For my programming languages and compilers course I was tasked with writing the front end of a compiler that creates either a GCC AST or LLVM Ir code. I chose LLVM partly because it was newer and seemed to have better documentation. My compiler will take pascal-looking code and spit out LLVM byte code which then gets compiled down to an executable.
In this project you'll find the lexical analyzer, the parser, the AST, and the IR codegen for that AST.
I used cmake to make my project and link llvm but the project can be made by just running make. It compiles to an executable called compiler. Run it to see the usage. It will display an ast and the outputted llvm code. It then writes the bitcode to the filename provided. If you want to do a full compile (compiler -> llc -> gcc) I made a compile.sh that will run each of those taking only the source filename as input.

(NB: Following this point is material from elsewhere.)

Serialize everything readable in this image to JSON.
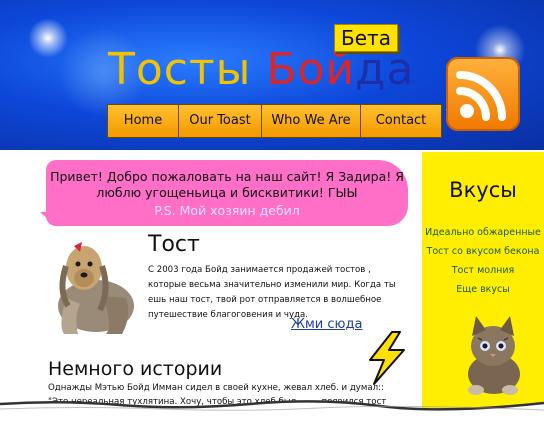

The samples are located in the tests/testPrograms/samples folder. In there you'll find all the given samples plus the two of my own. They can be compiled all together by using the compileAllSamples.sh script in the root directory. It will output the bitcode, objects, and executables into separate folders in the samples directory.
- NOTE: Not all of the programs will compile successfully. I did not implement arrays so bubble sort and a few others will fail.
The grammar can be found in the grammer.md, grammer-formal.md and first-follow.md files in the root directory. The grammer.md is simply a simplified version of the grammer-formal.md used to easier understand what was going on from the beginning. It might not be completely up to date.